I conducted an experiment on Saturday and it worked according to plan – which has left me somewhat dismayed as we try to piece together fact and fiction in search of truth concerning the war in Ukraine.
Bias In The Ukraine War And Why Travel Is Necessary
You see a lot of so-called “clickbait” on Live and Let’s Fly, but it is almost always concerning in-flight disturbances. When it comes to more serious matters, I prefer a less sensational approach. But on Saturday I ran with a story on Russian President Vladimir Putin ordering his family into a bunker amid reports that he had ordered nuclear drills. I also focused on the Russian doomsday plane, a “flying Kremlin” that can support the continuance of government in the event of a nuclear attack. I also cited western intelligence sources that Putin appears to be increasingly unstable.
I wouldn’t call it my Orson Welles moment, but “doomsday plane” is clickbait gold and the post was well-trafficked, as expected. However commenters, some Russian trolls and others more regular readers, noted the sourcing for the story was sketchy. Indeed, it was (even though Putin did oversee nuclear drills last month). And yet give anyone a piece of truth with some potential exaggeration and people are prone to believe it.
I’m not anti-Russian: I wish the Russian people would rise up against their corrupt leader. I question whether harsh sanctions and flight bans do more harm than help, even as I note that any change in Russia must be internal.
But I do have friends and contacts in Ukraine. The war is real. The destruction is real. Many have lost all their material possessions. Families have been separated. There is no evidence that Ukrainians were conducing ethnic cleansing in eastern Ukraine such that a Russian invasion was justified.
Sure, Russian concerns over NATO knocking at its door were not wholly unreasonable. After all, can you imagine Russian forces amassing in Mexico? It would be a no-go for the USA. Yet Ukraine had rejected NATO and was only drawn further West by hostility from Russia. Putin’s paranoia exacerbated tensions greatly, creating ties between Ukraine and the West that otherwise would no have existed prior to the invasion of Crimea in 2014.
And yet I’ve listened and read news over the last few weeks that is overtly pro-Ukraine. That’s propaganda too, even if it happens to support the side I am rooting for. It reminded me of the non-critical early U.S. coverage of the Iraq war.
I had a friend recently who visited Moscow. Western media reported that credit cards no longer worked, but his worked fine. Western media reported that the Kremlin had blocked Facebook, but it was not blocked, even without a VPN. Sometimes the West is just as guilty as Moscow in weaving together a narrative that we want rather than the narrative that actually captures the reality that exists. He reported that Moscow was surprisingly calm…as if nothing was out of the ordinary.
We see the destruction in Ukraine – those pictures don’t lie. And it strikes me as beyond belief that Ukraine would destroy its own infrastructure. Thus, placing the blame on Russia for its wanton destruction fully discredits its self-description as liberators.

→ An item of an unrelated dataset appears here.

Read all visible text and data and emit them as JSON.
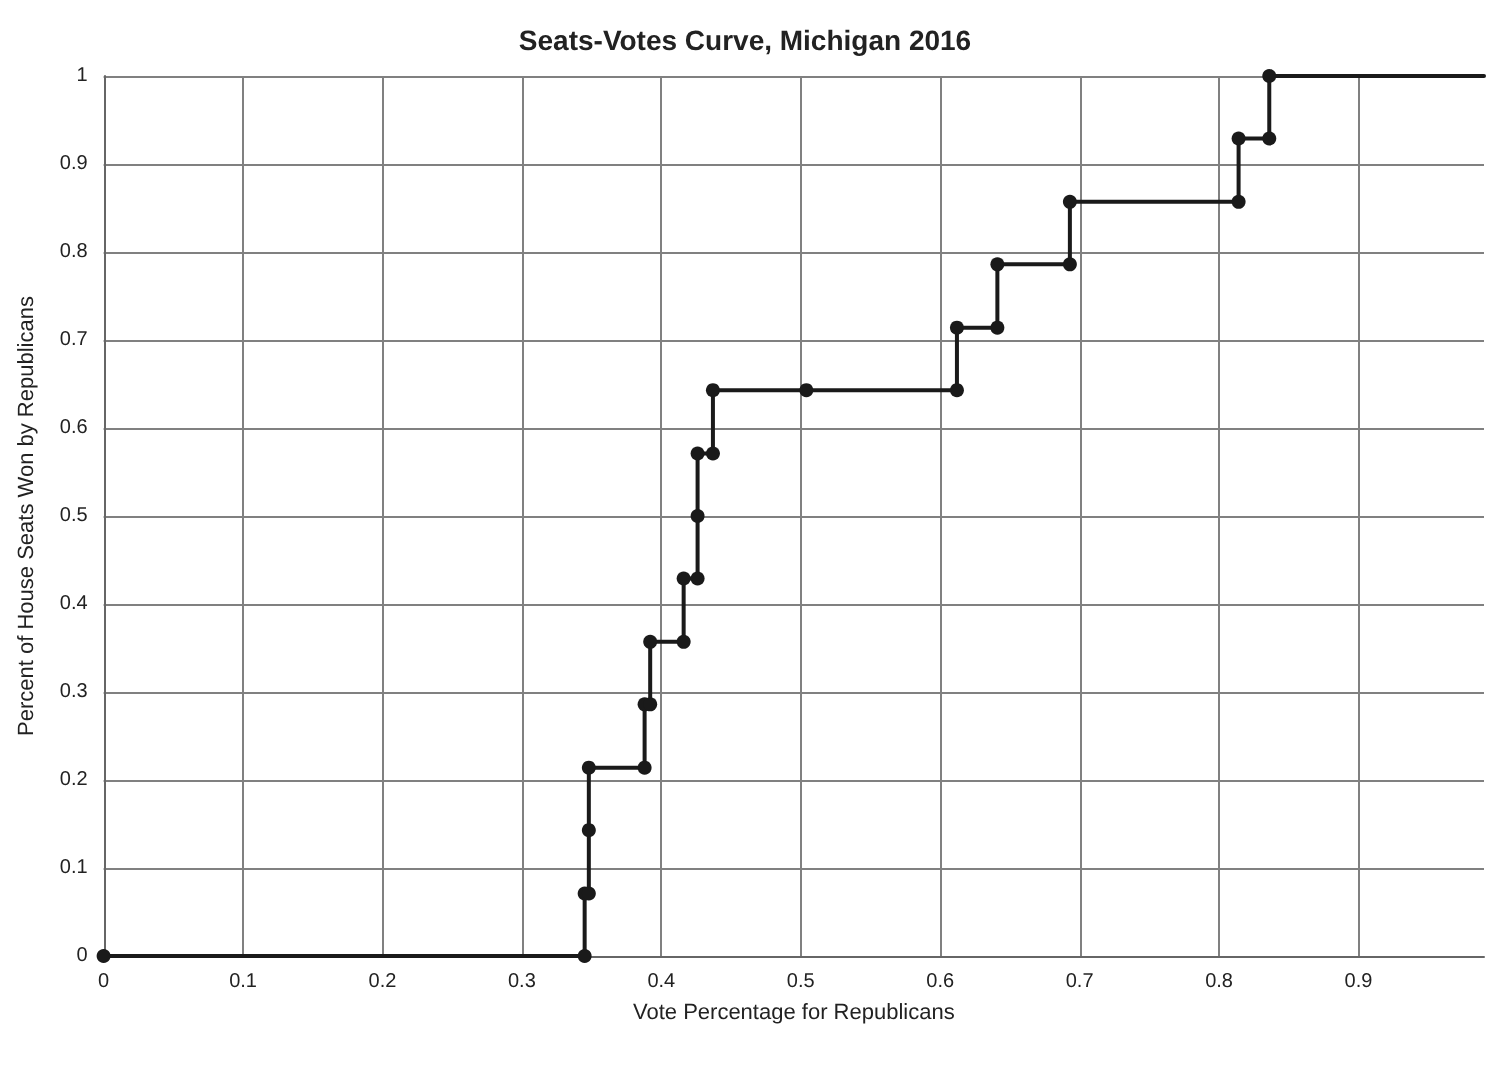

And we have seen over and over how dissent is punished in Russia (just ask Alexei Navalny). Putin himself sent a chilling message to dissidents last week:
“Any people, and especially the Russian people, will always be able to distinguish the true patriots from the scum and the traitors, and just to spit them out like a midge that accidentally flew into their mouths.”
But even so, let’s not give up on questioning news and performing our own due diligence.
Travel remains as important as ever in breaking down barriers and better understanding people. Indeed, travel would give me a better understanding of the situation in Ukraine – something I desperately seek. More broadly, travel might show Russians that the Kremlin is lying about “nazi” behavior in Ukraine but also show us here in the West that most Russians are just trying to survive like we are.
Is Putin considering using nuclear weapons? I think that’s reasonable considering some of his recent statements. I’d also like to think he is still a rational actor and that if he does go crazy, an internal coup will stop him from destroying the world. But I’ve come to realize that as repugnant as I find Putin, we’re often getting sensationalized propaganda fed to us as well. That’s regrettable. That’s why I travel – I want to see things for myself.